Eric Olson of the Wilson Center recommended in his testimony (PDF) that instead of more training, focus should start with pressuring institutions to be more transparent and accountable to ensure funds are being effectively spent. He offered the example of Honduras, where 400 police officers were on the payroll that did not exist and vehicles being paid for could not be found.

6. The U.S. Congress is (justifiably) concerned about Honduras
While El Salvador and Guatemala have had evidence of improvement, Olson testified that Honduras is the most troubled country in the region. Some points from his testimony:

  • Impunity rates of 90% and higher are commonplace.
  • At present, the Honduran Attorney General is effectively suspended.
  • The police’s criminal investigative unit (DGIC) of roughly 1,200 officers is in some kind of limbo category because the government cannot figure out how to legally fire them.
  • The United States tried to implement a $10 million prison-reform program that was stopped because the government did not implement the basic reforms necessary.

The chairman of the committee, Matt Salmon, asked about the Department of State’s funding for Honduran security forces given concerns over security forces committing human rights abuses and what impact the holding up funds had on programs. Currently Congress is holding $10.3 million in funding to Honduras over human rights concerns and a failed police reform.
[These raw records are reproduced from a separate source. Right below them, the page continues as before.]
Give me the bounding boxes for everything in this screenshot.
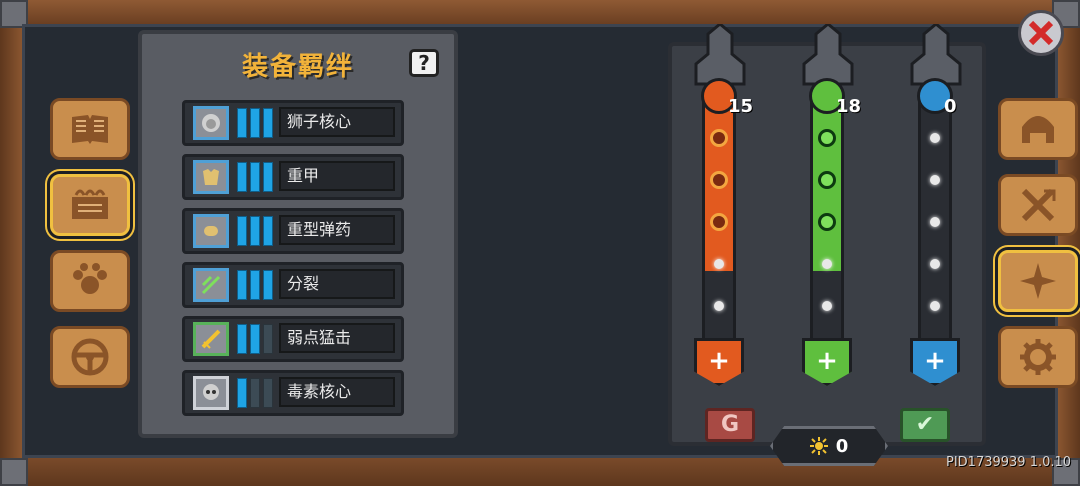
level-bar xyxy=(250,216,260,246)
slot-empty[interactable] xyxy=(822,259,832,269)
book-icon xyxy=(72,115,108,144)
swords-tab[interactable] xyxy=(998,174,1078,236)
slot-filled[interactable] xyxy=(818,213,836,231)
bond-level-bars xyxy=(237,270,273,300)
bond-name: 弱点猛击 xyxy=(279,323,395,353)
bond-name: 狮子核心 xyxy=(279,107,395,137)
split-arrows-icon xyxy=(193,268,229,302)
bond-level-bars xyxy=(237,324,273,354)
paw-tab[interactable] xyxy=(50,250,130,312)
slot-empty[interactable] xyxy=(930,133,940,143)
confirm-button[interactable]: ✔ xyxy=(900,408,950,442)
slot-empty[interactable] xyxy=(930,301,940,311)
frame-bottom xyxy=(0,458,1080,486)
slot-filled[interactable] xyxy=(818,171,836,189)
crossed-swords-icon xyxy=(1021,188,1056,222)
compass-star-icon xyxy=(1020,263,1056,299)
bond-level-bars xyxy=(237,378,273,408)
skull-icon xyxy=(193,376,229,410)
slot-empty[interactable] xyxy=(714,301,724,311)
reset-button[interactable]: G xyxy=(705,408,755,442)
bond-row[interactable]: 重甲 xyxy=(182,154,404,200)
paw-icon xyxy=(73,263,107,294)
steering-wheel-icon xyxy=(71,338,109,376)
talent-count: 18 xyxy=(836,96,862,117)
level-bar xyxy=(237,216,247,246)
level-bar xyxy=(237,270,247,300)
frame-corner xyxy=(0,458,28,486)
close-button[interactable] xyxy=(1018,10,1064,56)
steering-tab[interactable] xyxy=(50,326,130,388)
slot-empty[interactable] xyxy=(930,175,940,185)
gear-icon xyxy=(1020,339,1056,375)
version-label: PID1739939 1.0.10 xyxy=(946,455,1072,470)
talent-points-display: 0 xyxy=(770,426,888,466)
weak-strike-icon xyxy=(193,322,229,356)
level-bar xyxy=(263,216,273,246)
compass-tab[interactable] xyxy=(998,250,1078,312)
slot-empty[interactable] xyxy=(930,259,940,269)
bond-name: 重甲 xyxy=(279,161,395,191)
slot-empty[interactable] xyxy=(822,301,832,311)
level-bar xyxy=(237,378,247,408)
bond-name: 毒素核心 xyxy=(279,377,395,407)
scroll-tab[interactable] xyxy=(50,174,130,236)
talent-count: 0 xyxy=(944,96,957,117)
bond-row[interactable]: 重型弹药 xyxy=(182,208,404,254)
level-bar xyxy=(250,324,260,354)
bond-row[interactable]: 狮子核心 xyxy=(182,100,404,146)
book-tab[interactable] xyxy=(50,98,130,160)
scroll-icon xyxy=(72,189,108,219)
bond-name: 重型弹药 xyxy=(279,215,395,245)
slot-empty[interactable] xyxy=(930,217,940,227)
level-bar xyxy=(263,270,273,300)
bond-row[interactable]: 毒素核心 xyxy=(182,370,404,416)
level-bar xyxy=(250,378,260,408)
close-icon xyxy=(1028,20,1054,46)
helmet-icon xyxy=(1022,116,1054,143)
level-bar xyxy=(237,108,247,138)
help-button[interactable]: ? xyxy=(409,49,439,77)
level-bar xyxy=(250,270,260,300)
bond-level-bars xyxy=(237,216,273,246)
bond-row[interactable]: 分裂 xyxy=(182,262,404,308)
ammo-icon xyxy=(193,214,229,248)
bond-name: 分裂 xyxy=(279,269,395,299)
frame-right xyxy=(1058,0,1080,486)
slot-filled[interactable] xyxy=(710,129,728,147)
bond-level-bars xyxy=(237,162,273,192)
frame-left xyxy=(0,0,22,486)
gear-tab[interactable] xyxy=(998,326,1078,388)
level-bar xyxy=(250,108,260,138)
level-bar xyxy=(263,378,273,408)
level-bar xyxy=(250,162,260,192)
bond-row[interactable]: 弱点猛击 xyxy=(182,316,404,362)
level-bar xyxy=(263,162,273,192)
slot-filled[interactable] xyxy=(818,129,836,147)
slot-filled[interactable] xyxy=(710,213,728,231)
slot-empty[interactable] xyxy=(714,259,724,269)
level-bar xyxy=(237,162,247,192)
armor-icon xyxy=(193,160,229,194)
slot-filled[interactable] xyxy=(710,171,728,189)
level-bar xyxy=(263,108,273,138)
level-bar xyxy=(263,324,273,354)
level-bar xyxy=(237,324,247,354)
bond-level-bars xyxy=(237,108,273,138)
sun-icon xyxy=(809,437,828,455)
helmet-tab[interactable] xyxy=(998,98,1078,160)
lion-head-icon xyxy=(193,106,229,140)
frame-top xyxy=(0,0,1080,24)
talent-points-value: 0 xyxy=(835,435,849,457)
talent-count: 15 xyxy=(728,96,754,117)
In his testimony, Brownfield warned that with the hold-up of funds, there will be less presence in isolated regions of the country, making the territory more attractive to drug traffickers. Regarding human rights abuses, he said that they are applying strict vetting measures and working with institutions to remove those that fail the process. He made no mention of the United States’ recent announcement it had stopped funding the failed Honduran police reform in March, or about police and military extrajudicial killings.

Another reason for a hold on funding is that Honduras’ police chief Juan Carlos Bonilla has been accused of extrajudicial killings. During his testimony, Brownfield emphasized that the United States does not directly fund anyone accused of human rights abuses, nor who directly works with them. However, they will fund those working “two steps below,” despite an Associated Press report finding that the Honduran Constitution mandates all units report to Bonilla.
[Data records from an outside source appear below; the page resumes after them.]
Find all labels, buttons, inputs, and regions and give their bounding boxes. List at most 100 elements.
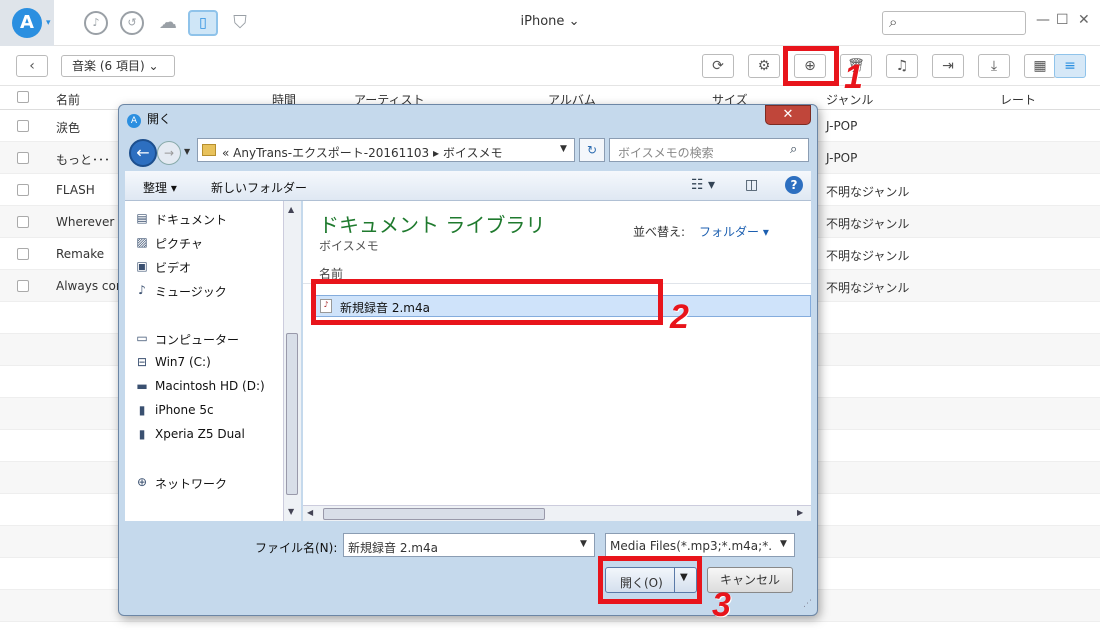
computer-icon: ▭ bbox=[136, 331, 148, 345]
download-button[interactable]: ⤓ bbox=[978, 54, 1010, 78]
refresh-button[interactable]: ⟳ bbox=[702, 54, 734, 78]
dialog-close-button[interactable]: ✕ bbox=[765, 105, 811, 125]
nav-item-macintosh-hd[interactable]: Macintosh HD (D:) bbox=[155, 379, 265, 393]
song-genre: 不明なジャンル bbox=[826, 217, 910, 231]
view-options-icon[interactable]: ☷ ▾ bbox=[691, 177, 715, 193]
grid-view-button[interactable]: ▦ bbox=[1024, 54, 1056, 78]
device-title: iPhone bbox=[520, 14, 565, 29]
phone-nav-icon[interactable]: ▯ bbox=[188, 10, 218, 36]
nav-item-xperia[interactable]: Xperia Z5 Dual bbox=[155, 427, 245, 441]
music-circle-icon: ♫ bbox=[895, 58, 909, 74]
scroll-down-icon[interactable]: ▼ bbox=[288, 507, 294, 516]
arrow-left-icon: ← bbox=[136, 143, 150, 162]
song-name: Remake bbox=[56, 247, 105, 261]
filename-input[interactable]: 新規録音 2.m4a ▼ bbox=[343, 533, 595, 557]
scroll-thumb[interactable] bbox=[323, 508, 545, 520]
nav-item-win7[interactable]: Win7 (C:) bbox=[155, 355, 211, 369]
app-logo[interactable]: A ▾ bbox=[0, 0, 54, 46]
step3-number: 3 bbox=[712, 586, 731, 624]
organize-menu[interactable]: 整理 ▾ bbox=[143, 179, 177, 196]
maximize-icon[interactable]: ☐ bbox=[1056, 12, 1069, 28]
folder-search-input[interactable]: ボイスメモの検索 ⌕ bbox=[609, 138, 809, 162]
dialog-title-bar: A 開く bbox=[127, 110, 171, 128]
step1-highlight bbox=[783, 46, 839, 86]
history-nav-icon[interactable]: ↺ bbox=[120, 11, 144, 35]
to-pc-button[interactable]: ⇥ bbox=[932, 54, 964, 78]
song-genre: 不明なジャンル bbox=[826, 185, 910, 199]
gear-icon: ⚙ bbox=[757, 58, 771, 74]
preview-pane-icon[interactable]: ◫ bbox=[745, 177, 758, 193]
export-icon: ⇥ bbox=[942, 58, 954, 74]
row-checkbox[interactable] bbox=[17, 152, 29, 164]
refresh-button[interactable]: ↻ bbox=[579, 138, 605, 162]
chevron-down-icon[interactable]: ▼ bbox=[560, 144, 567, 154]
nav-item-network[interactable]: ネットワーク bbox=[155, 475, 227, 492]
nav-item-computer[interactable]: コンピューター bbox=[155, 331, 239, 348]
step1-number: 1 bbox=[844, 58, 863, 96]
top-search-input[interactable]: ⌕ bbox=[882, 11, 1026, 35]
scroll-up-icon[interactable]: ▲ bbox=[288, 205, 294, 214]
nav-scrollbar[interactable]: ▲ ▼ bbox=[283, 201, 301, 521]
device-selector[interactable]: iPhone ⌄ bbox=[500, 14, 600, 29]
row-checkbox[interactable] bbox=[17, 280, 29, 292]
col-rate[interactable]: レート bbox=[1000, 91, 1036, 108]
phone-icon: ▮ bbox=[138, 403, 146, 417]
main-toolbar: ‹ 音楽 (6 項目) ⌄ ⟳ ⚙ ⊕ 🗑 ♫ ⇥ ⤓ ▦ ≡ bbox=[0, 46, 1100, 86]
scroll-thumb[interactable] bbox=[286, 333, 298, 495]
nav-item-documents[interactable]: ドキュメント bbox=[155, 211, 227, 228]
open-file-dialog: A 開く ✕ ← → ▼ « AnyTrans-エクスポート-20161103 ▸… bbox=[118, 104, 818, 616]
folder-icon bbox=[202, 144, 216, 156]
select-all-checkbox[interactable] bbox=[17, 91, 29, 103]
list-view-button[interactable]: ≡ bbox=[1054, 54, 1086, 78]
chevron-down-icon[interactable]: ▼ bbox=[580, 539, 587, 549]
dialog-title: 開く bbox=[147, 112, 172, 126]
filetype-select[interactable]: Media Files(*.mp3;*.m4a;*. ▼ bbox=[605, 533, 795, 557]
filename-value: 新規録音 2.m4a bbox=[348, 541, 438, 555]
network-icon: ⊕ bbox=[136, 475, 148, 489]
library-title: ドキュメント ライブラリ bbox=[319, 213, 546, 237]
document-icon: ▤ bbox=[136, 211, 148, 225]
resize-grip-icon[interactable]: ⋰ bbox=[803, 599, 812, 609]
col-name[interactable]: 名前 bbox=[56, 91, 80, 108]
row-checkbox[interactable] bbox=[17, 216, 29, 228]
song-name: もっと･･･ bbox=[56, 153, 111, 167]
nav-item-pictures[interactable]: ピクチャ bbox=[155, 235, 203, 252]
scroll-right-icon[interactable]: ▶ bbox=[797, 508, 803, 517]
music-icon: ♪ bbox=[138, 283, 146, 297]
row-checkbox[interactable] bbox=[17, 184, 29, 196]
nav-back-button[interactable]: ← bbox=[129, 139, 157, 167]
row-checkbox[interactable] bbox=[17, 120, 29, 132]
song-genre: J-POP bbox=[826, 119, 858, 133]
address-bar[interactable]: « AnyTrans-エクスポート-20161103 ▸ ボイスメモ ▼ bbox=[197, 138, 575, 162]
itunes-button[interactable]: ♫ bbox=[886, 54, 918, 78]
download-icon: ⤓ bbox=[990, 58, 998, 74]
settings-button[interactable]: ⚙ bbox=[748, 54, 780, 78]
category-select[interactable]: 音楽 (6 項目) ⌄ bbox=[61, 55, 175, 77]
minimize-icon[interactable]: — bbox=[1036, 12, 1050, 28]
nav-item-videos[interactable]: ビデオ bbox=[155, 259, 191, 276]
shirt-nav-icon[interactable]: ⛉ bbox=[228, 11, 252, 35]
nav-forward-button[interactable]: → bbox=[157, 141, 181, 165]
nav-item-music[interactable]: ミュージック bbox=[155, 283, 227, 300]
sort-dropdown[interactable]: フォルダー ▾ bbox=[699, 223, 769, 240]
cloud-nav-icon[interactable]: ☁ bbox=[156, 11, 180, 35]
recent-locations-dropdown[interactable]: ▼ bbox=[184, 147, 190, 156]
help-icon[interactable]: ? bbox=[785, 176, 803, 194]
back-button[interactable]: ‹ bbox=[16, 55, 48, 77]
scroll-left-icon[interactable]: ◀ bbox=[307, 508, 313, 517]
grid-icon: ▦ bbox=[1033, 58, 1047, 74]
row-checkbox[interactable] bbox=[17, 248, 29, 260]
filetype-value: Media Files(*.mp3;*.m4a;*. bbox=[610, 539, 773, 553]
nav-item-iphone[interactable]: iPhone 5c bbox=[155, 403, 214, 417]
refresh-icon: ⟳ bbox=[712, 58, 724, 74]
refresh-icon: ↻ bbox=[586, 143, 598, 157]
song-name: 涙色 bbox=[56, 121, 81, 135]
new-folder-button[interactable]: 新しいフォルダー bbox=[211, 179, 307, 196]
phone-icon: ▮ bbox=[138, 427, 146, 441]
music-nav-icon[interactable]: ♪ bbox=[84, 11, 108, 35]
horizontal-scrollbar[interactable]: ◀ ▶ bbox=[303, 505, 811, 521]
step3-highlight bbox=[598, 556, 702, 604]
song-genre: J-POP bbox=[826, 151, 858, 165]
close-icon[interactable]: ✕ bbox=[1078, 12, 1090, 28]
dialog-toolbar: 整理 ▾ 新しいフォルダー ☷ ▾ ◫ ? bbox=[125, 171, 811, 201]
On the same day that this hearing took place, 21 senators sent a letter to Secretary of State Kerry asking for a detailed report to Congress on human rights abuses committed by security forces in Honduras. The letter stated that the senators had “serious questions regarding the State Department’s certification” that Honduras met the human rights conditions necessary to guarantee U.S. aid for Fiscal Year 2012. It came following reports about ineffective police reform and corruption.

7. Transparency

Specific information about these programs is hard to come by, as there is no country-by-country breakdown of funds in official reports. Chairman Matt Salmon requested the following information:

  • How much funding is being given to each country and how are those allocations being made.
  • If any countries are not receiving any type of CARSI aid at this time and why not.
  • To what extent CARSI aid is tied to demonstrations of political will.
  • How much money the region spends on security for every dollar the United States contributes.
  • How the Department of Defense has supplemented CARSI assistance and what its successes have been so far.

The trifecta of weak state institutions, an uptick in drug trafficking and violence, and reports of institutional corruption, paired with an increase in U.S. security assistance to Central America, means that the answers to these questions will become increasingly important as Congress and civil society try to evaluate both aid packages.